インドネシアのプラボウォ・スビアント大統領は7月2日、サウジアラビアのリヤドを国賓として訪問し、ムハンマド・ビン・サルマン皇太子兼首相と会談した(7月3日インドネシア大統領府プレスリリース外部サイトへ、新しいウィンドウで開きます)。プラボウォ大統領がサウジアラビアを訪問するのは2024年10月の大統領就任以降初めて。

会談では、貿易や投資、エネルギー、雇用、インドネシアのハッジとウムラ(注1)の巡礼者向けサービスの向上を含む2国間のパートナーシップと協力強化に合意した(7月3日付インドネシア外務省プレスリリース外部サイトへ、新しいウィンドウで開きます)。

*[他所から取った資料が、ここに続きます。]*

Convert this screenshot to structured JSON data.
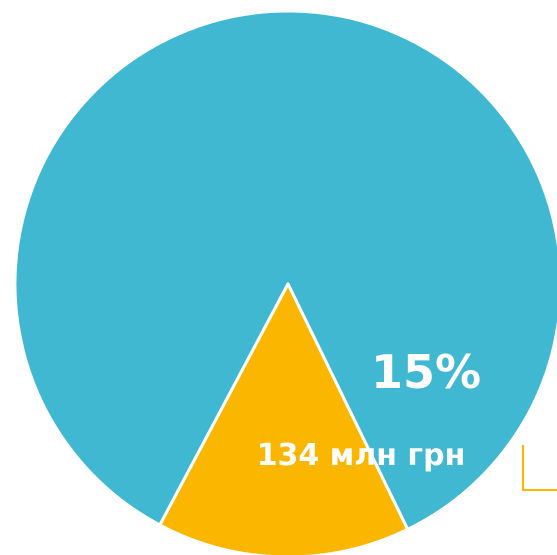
{
  "chart_data": {
    "type": "pie",
    "slices": [
      {
        "value": 85,
        "color": "#41B8D2"
      },
      {
        "value": 15,
        "color": "#FBB600",
        "percent_label": "15%",
        "value_label": "134 млн грн"
      }
    ],
    "title": "",
    "legend": "none",
    "leader_line_color": "#FBB600"
  }
}
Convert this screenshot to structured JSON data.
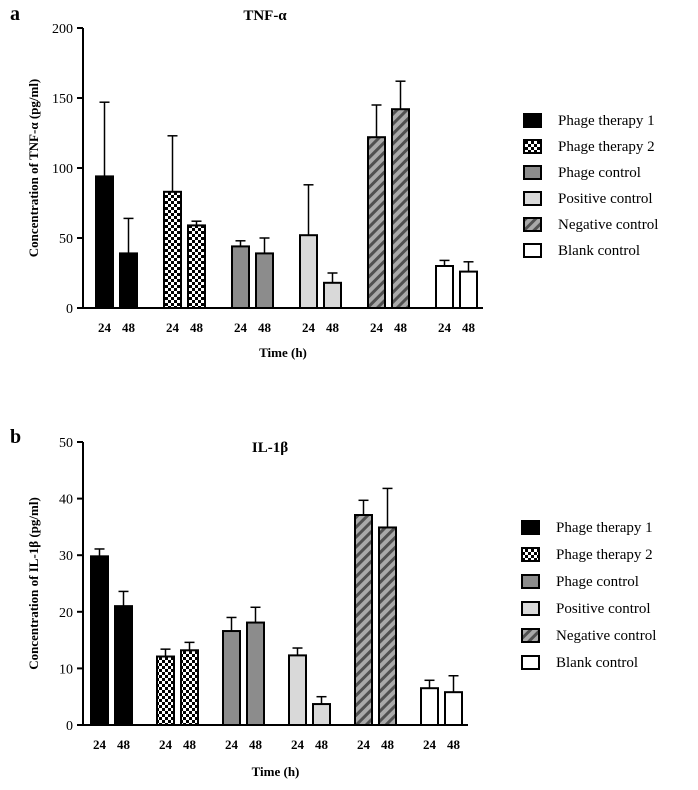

さらに、両首脳は両国間の戦略的利益を直接主導する枠組みとして「インドネシア・サウジアラビア最高調整会議」の設立を発表した。同会議で今後、貿易や投資、デジタル経済、食料安全保障、防衛・安全保障、航空分野の戦略的協力について、議論を進める方針を示した。

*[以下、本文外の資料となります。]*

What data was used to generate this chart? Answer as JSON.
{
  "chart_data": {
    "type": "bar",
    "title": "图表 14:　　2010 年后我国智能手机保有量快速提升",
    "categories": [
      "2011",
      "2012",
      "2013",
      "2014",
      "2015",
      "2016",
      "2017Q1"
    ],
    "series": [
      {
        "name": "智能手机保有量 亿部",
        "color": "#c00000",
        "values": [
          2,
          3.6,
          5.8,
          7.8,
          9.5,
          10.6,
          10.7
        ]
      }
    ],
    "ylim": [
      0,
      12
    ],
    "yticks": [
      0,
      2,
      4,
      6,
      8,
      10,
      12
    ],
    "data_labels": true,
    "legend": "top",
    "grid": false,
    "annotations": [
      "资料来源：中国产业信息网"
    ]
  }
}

プラボウォ大統領はまた、2024年に開始したインドネシアと湾岸協力会議(GCC)との自由貿易協定(FTA)交渉(2024年8月15日記事参照)の進捗を評価した上で、「交渉の早期妥結を期待する」と強調した。

共同声明外部サイトへ、新しいウィンドウで開きますでは、両首脳はクリーンエネルギーや石油化学、航空燃料などの分野で総額270億ドルに上る覚書(MOU)が締結されたことを歓迎した。MOUには、ダヤ・アナガタ・ヌサンタラ投資管理庁(ダナンタラ)とサウジアラビアのグリーン水素企業のACWAパワー社とのプロジェクト(総額100億ドル規模)や、インドネシアのエネルギー大手プルタミナとACWAパワー間における、累積500MW(メガワット)の再生可能エネルギーとガス発電の技術開発プロジェクトなど(注2)が含まれる(7月3日付アンタラ通信)。ダナンタラの最高経営責任者(CIO)のロサン・プルカサ・ルスラニ投資・下流化相はACWAパワーとの提携について、「太陽光、水素、水力などの大規模プロジェクトを加速するための資本と知識がもたらされる」と歓迎した。

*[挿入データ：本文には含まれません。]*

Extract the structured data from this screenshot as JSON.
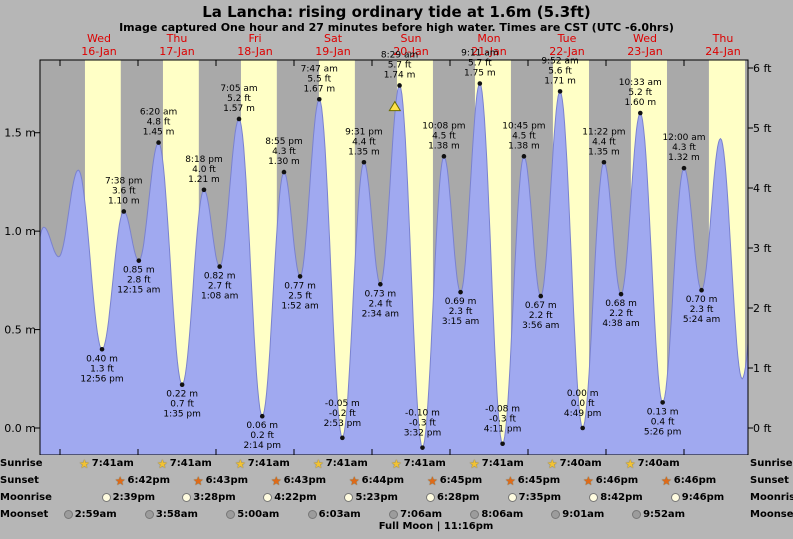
{
  "chart_data": {
    "type": "area",
    "title": "La Lancha: rising ordinary tide at 1.6m (5.3ft)",
    "subtitle": "Image captured One hour and 27 minutes before high water. Times are CST (UTC -6.0hrs)",
    "full_moon": "Full Moon | 11:16pm",
    "y_range_m": [
      -0.14,
      1.87
    ],
    "days": [
      {
        "name": "Wed",
        "date": "16-Jan"
      },
      {
        "name": "Thu",
        "date": "17-Jan"
      },
      {
        "name": "Fri",
        "date": "18-Jan"
      },
      {
        "name": "Sat",
        "date": "19-Jan"
      },
      {
        "name": "Sun",
        "date": "20-Jan"
      },
      {
        "name": "Mon",
        "date": "21-Jan"
      },
      {
        "name": "Tue",
        "date": "22-Jan"
      },
      {
        "name": "Wed",
        "date": "23-Jan"
      },
      {
        "name": "Thu",
        "date": "24-Jan"
      }
    ],
    "y_left": [
      {
        "label": "1.5 m",
        "m": 1.5
      },
      {
        "label": "1.0 m",
        "m": 1.0
      },
      {
        "label": "0.5 m",
        "m": 0.5
      },
      {
        "label": "0.0 m",
        "m": 0.0
      }
    ],
    "y_right": [
      {
        "label": "6 ft",
        "ft": 6
      },
      {
        "label": "5 ft",
        "ft": 5
      },
      {
        "label": "4 ft",
        "ft": 4
      },
      {
        "label": "3 ft",
        "ft": 3
      },
      {
        "label": "2 ft",
        "ft": 2
      },
      {
        "label": "1 ft",
        "ft": 1
      },
      {
        "label": "0 ft",
        "ft": 0
      }
    ],
    "tide_points": [
      {
        "day": -1,
        "hour": 12.5,
        "m": 0.35,
        "kind": "shape"
      },
      {
        "day": -1,
        "hour": 19.0,
        "m": 1.02,
        "kind": "shape"
      },
      {
        "day": -1,
        "hour": 23.6,
        "m": 0.87,
        "kind": "shape"
      },
      {
        "day": 0,
        "hour": 5.63,
        "m": 1.31,
        "kind": "shape"
      },
      {
        "day": 0,
        "hour": 12.93,
        "m": 0.4,
        "kind": "low",
        "lines": [
          "0.40 m",
          "1.3 ft",
          "12:56 pm"
        ]
      },
      {
        "day": 0,
        "hour": 19.63,
        "m": 1.1,
        "kind": "high",
        "lines": [
          "7:38 pm",
          "3.6 ft",
          "1.10 m"
        ]
      },
      {
        "day": 1,
        "hour": 0.25,
        "m": 0.85,
        "kind": "low",
        "lines": [
          "0.85 m",
          "2.8 ft",
          "12:15 am"
        ]
      },
      {
        "day": 1,
        "hour": 6.33,
        "m": 1.45,
        "kind": "high",
        "lines": [
          "6:20 am",
          "4.8 ft",
          "1.45 m"
        ]
      },
      {
        "day": 1,
        "hour": 13.58,
        "m": 0.22,
        "kind": "low",
        "lines": [
          "0.22 m",
          "0.7 ft",
          "1:35 pm"
        ]
      },
      {
        "day": 1,
        "hour": 20.3,
        "m": 1.21,
        "kind": "high",
        "lines": [
          "8:18 pm",
          "4.0 ft",
          "1.21 m"
        ]
      },
      {
        "day": 2,
        "hour": 1.13,
        "m": 0.82,
        "kind": "low",
        "lines": [
          "0.82 m",
          "2.7 ft",
          "1:08 am"
        ]
      },
      {
        "day": 2,
        "hour": 7.08,
        "m": 1.57,
        "kind": "high",
        "lines": [
          "7:05 am",
          "5.2 ft",
          "1.57 m"
        ]
      },
      {
        "day": 2,
        "hour": 14.23,
        "m": 0.06,
        "kind": "low",
        "lines": [
          "0.06 m",
          "0.2 ft",
          "2:14 pm"
        ]
      },
      {
        "day": 2,
        "hour": 20.92,
        "m": 1.3,
        "kind": "high",
        "lines": [
          "8:55 pm",
          "4.3 ft",
          "1.30 m"
        ]
      },
      {
        "day": 3,
        "hour": 1.87,
        "m": 0.77,
        "kind": "low",
        "lines": [
          "0.77 m",
          "2.5 ft",
          "1:52 am"
        ]
      },
      {
        "day": 3,
        "hour": 7.78,
        "m": 1.67,
        "kind": "high",
        "lines": [
          "7:47 am",
          "5.5 ft",
          "1.67 m"
        ]
      },
      {
        "day": 3,
        "hour": 14.88,
        "m": -0.05,
        "kind": "low",
        "lines": [
          "-0.05 m",
          "-0.2 ft",
          "2:53 pm"
        ]
      },
      {
        "day": 3,
        "hour": 21.52,
        "m": 1.35,
        "kind": "high",
        "lines": [
          "9:31 pm",
          "4.4 ft",
          "1.35 m"
        ]
      },
      {
        "day": 4,
        "hour": 2.57,
        "m": 0.73,
        "kind": "low",
        "lines": [
          "0.73 m",
          "2.4 ft",
          "2:34 am"
        ]
      },
      {
        "day": 4,
        "hour": 8.48,
        "m": 1.74,
        "kind": "high",
        "lines": [
          "8:29 am",
          "5.7 ft",
          "1.74 m"
        ]
      },
      {
        "day": 4,
        "hour": 15.53,
        "m": -0.1,
        "kind": "low",
        "lines": [
          "-0.10 m",
          "-0.3 ft",
          "3:32 pm"
        ]
      },
      {
        "day": 4,
        "hour": 22.13,
        "m": 1.38,
        "kind": "high",
        "lines": [
          "10:08 pm",
          "4.5 ft",
          "1.38 m"
        ]
      },
      {
        "day": 5,
        "hour": 3.25,
        "m": 0.69,
        "kind": "low",
        "lines": [
          "0.69 m",
          "2.3 ft",
          "3:15 am"
        ]
      },
      {
        "day": 5,
        "hour": 9.18,
        "m": 1.75,
        "kind": "high",
        "lines": [
          "9:11 am",
          "5.7 ft",
          "1.75 m"
        ]
      },
      {
        "day": 5,
        "hour": 16.18,
        "m": -0.08,
        "kind": "low",
        "lines": [
          "-0.08 m",
          "-0.3 ft",
          "4:11 pm"
        ]
      },
      {
        "day": 5,
        "hour": 22.75,
        "m": 1.38,
        "kind": "high",
        "lines": [
          "10:45 pm",
          "4.5 ft",
          "1.38 m"
        ]
      },
      {
        "day": 6,
        "hour": 3.93,
        "m": 0.67,
        "kind": "low",
        "lines": [
          "0.67 m",
          "2.2 ft",
          "3:56 am"
        ]
      },
      {
        "day": 6,
        "hour": 9.87,
        "m": 1.71,
        "kind": "high",
        "lines": [
          "9:52 am",
          "5.6 ft",
          "1.71 m"
        ]
      },
      {
        "day": 6,
        "hour": 16.82,
        "m": 0.0,
        "kind": "low",
        "lines": [
          "0.00 m",
          "0.0 ft",
          "4:49 pm"
        ]
      },
      {
        "day": 6,
        "hour": 23.37,
        "m": 1.35,
        "kind": "high",
        "lines": [
          "11:22 pm",
          "4.4 ft",
          "1.35 m"
        ]
      },
      {
        "day": 7,
        "hour": 4.63,
        "m": 0.68,
        "kind": "low",
        "lines": [
          "0.68 m",
          "2.2 ft",
          "4:38 am"
        ]
      },
      {
        "day": 7,
        "hour": 10.55,
        "m": 1.6,
        "kind": "high",
        "lines": [
          "10:33 am",
          "5.2 ft",
          "1.60 m"
        ]
      },
      {
        "day": 7,
        "hour": 17.43,
        "m": 0.13,
        "kind": "low",
        "lines": [
          "0.13 m",
          "0.4 ft",
          "5:26 pm"
        ]
      },
      {
        "day": 8,
        "hour": 0.0,
        "m": 1.32,
        "kind": "high",
        "lines": [
          "12:00 am",
          "4.3 ft",
          "1.32 m"
        ]
      },
      {
        "day": 8,
        "hour": 5.4,
        "m": 0.7,
        "kind": "low",
        "lines": [
          "0.70 m",
          "2.3 ft",
          "5:24 am"
        ]
      },
      {
        "day": 8,
        "hour": 11.22,
        "m": 1.47,
        "kind": "shape"
      },
      {
        "day": 8,
        "hour": 17.9,
        "m": 0.25,
        "kind": "shape"
      },
      {
        "day": 9,
        "hour": 0.5,
        "m": 1.3,
        "kind": "shape"
      }
    ],
    "now_marker": {
      "day": 4,
      "hour": 7.03
    },
    "astro_rows": [
      {
        "label": "Sunrise",
        "icon": "sunrise-star-icon",
        "style": "star",
        "color": "#f2c232",
        "entries": [
          {
            "day": 0,
            "time": "7:41am"
          },
          {
            "day": 1,
            "time": "7:41am"
          },
          {
            "day": 2,
            "time": "7:41am"
          },
          {
            "day": 3,
            "time": "7:41am"
          },
          {
            "day": 4,
            "time": "7:41am"
          },
          {
            "day": 5,
            "time": "7:41am"
          },
          {
            "day": 6,
            "time": "7:40am"
          },
          {
            "day": 7,
            "time": "7:40am"
          }
        ]
      },
      {
        "label": "Sunset",
        "icon": "sunset-star-icon",
        "style": "star",
        "color": "#e06a18",
        "entries": [
          {
            "day": 0,
            "time": "6:42pm"
          },
          {
            "day": 1,
            "time": "6:43pm"
          },
          {
            "day": 2,
            "time": "6:43pm"
          },
          {
            "day": 3,
            "time": "6:44pm"
          },
          {
            "day": 4,
            "time": "6:45pm"
          },
          {
            "day": 5,
            "time": "6:45pm"
          },
          {
            "day": 6,
            "time": "6:46pm"
          },
          {
            "day": 7,
            "time": "6:46pm"
          }
        ]
      },
      {
        "label": "Moonrise",
        "icon": "moonrise-circle-icon",
        "style": "circle",
        "color": "#fffce0",
        "entries": [
          {
            "day": 0,
            "time": "2:39pm"
          },
          {
            "day": 1,
            "time": "3:28pm"
          },
          {
            "day": 2,
            "time": "4:22pm"
          },
          {
            "day": 3,
            "time": "5:23pm"
          },
          {
            "day": 4,
            "time": "6:28pm"
          },
          {
            "day": 5,
            "time": "7:35pm"
          },
          {
            "day": 6,
            "time": "8:42pm"
          },
          {
            "day": 7,
            "time": "9:46pm"
          }
        ]
      },
      {
        "label": "Moonset",
        "icon": "moonset-circle-icon",
        "style": "circle",
        "color": "#9c9c9c",
        "entries": [
          {
            "day": 0,
            "time": "2:59am"
          },
          {
            "day": 1,
            "time": "3:58am"
          },
          {
            "day": 2,
            "time": "5:00am"
          },
          {
            "day": 3,
            "time": "6:03am"
          },
          {
            "day": 4,
            "time": "7:06am"
          },
          {
            "day": 5,
            "time": "8:06am"
          },
          {
            "day": 6,
            "time": "9:01am"
          },
          {
            "day": 7,
            "time": "9:52am"
          }
        ]
      }
    ],
    "colors": {
      "background": "#b6b6b6",
      "night_band": "#a9a9a9",
      "day_band": "#ffffc6",
      "tide_fill": "#a0a9f0",
      "tide_stroke": "#7a82cf",
      "day_label": "#dd0000",
      "annotation": "#000000",
      "now_marker": "#ffe24a"
    }
  }
}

(注1)ウムラ(小巡礼)とは、イスラム教の巡礼の一形態。ハッジ(大巡礼)は特定の時期に行われるのに対し、ウムラは年中いつでも行うことが可能とされる。

(注2)MOUには、航空機燃料サービス、サウジアラビアの建設プロジェクト、電動やハイブリッド型の垂直離着陸機の開発と組立工場、サウジアラビアでのデジタル技術センター開発に関する協力なども含まれる。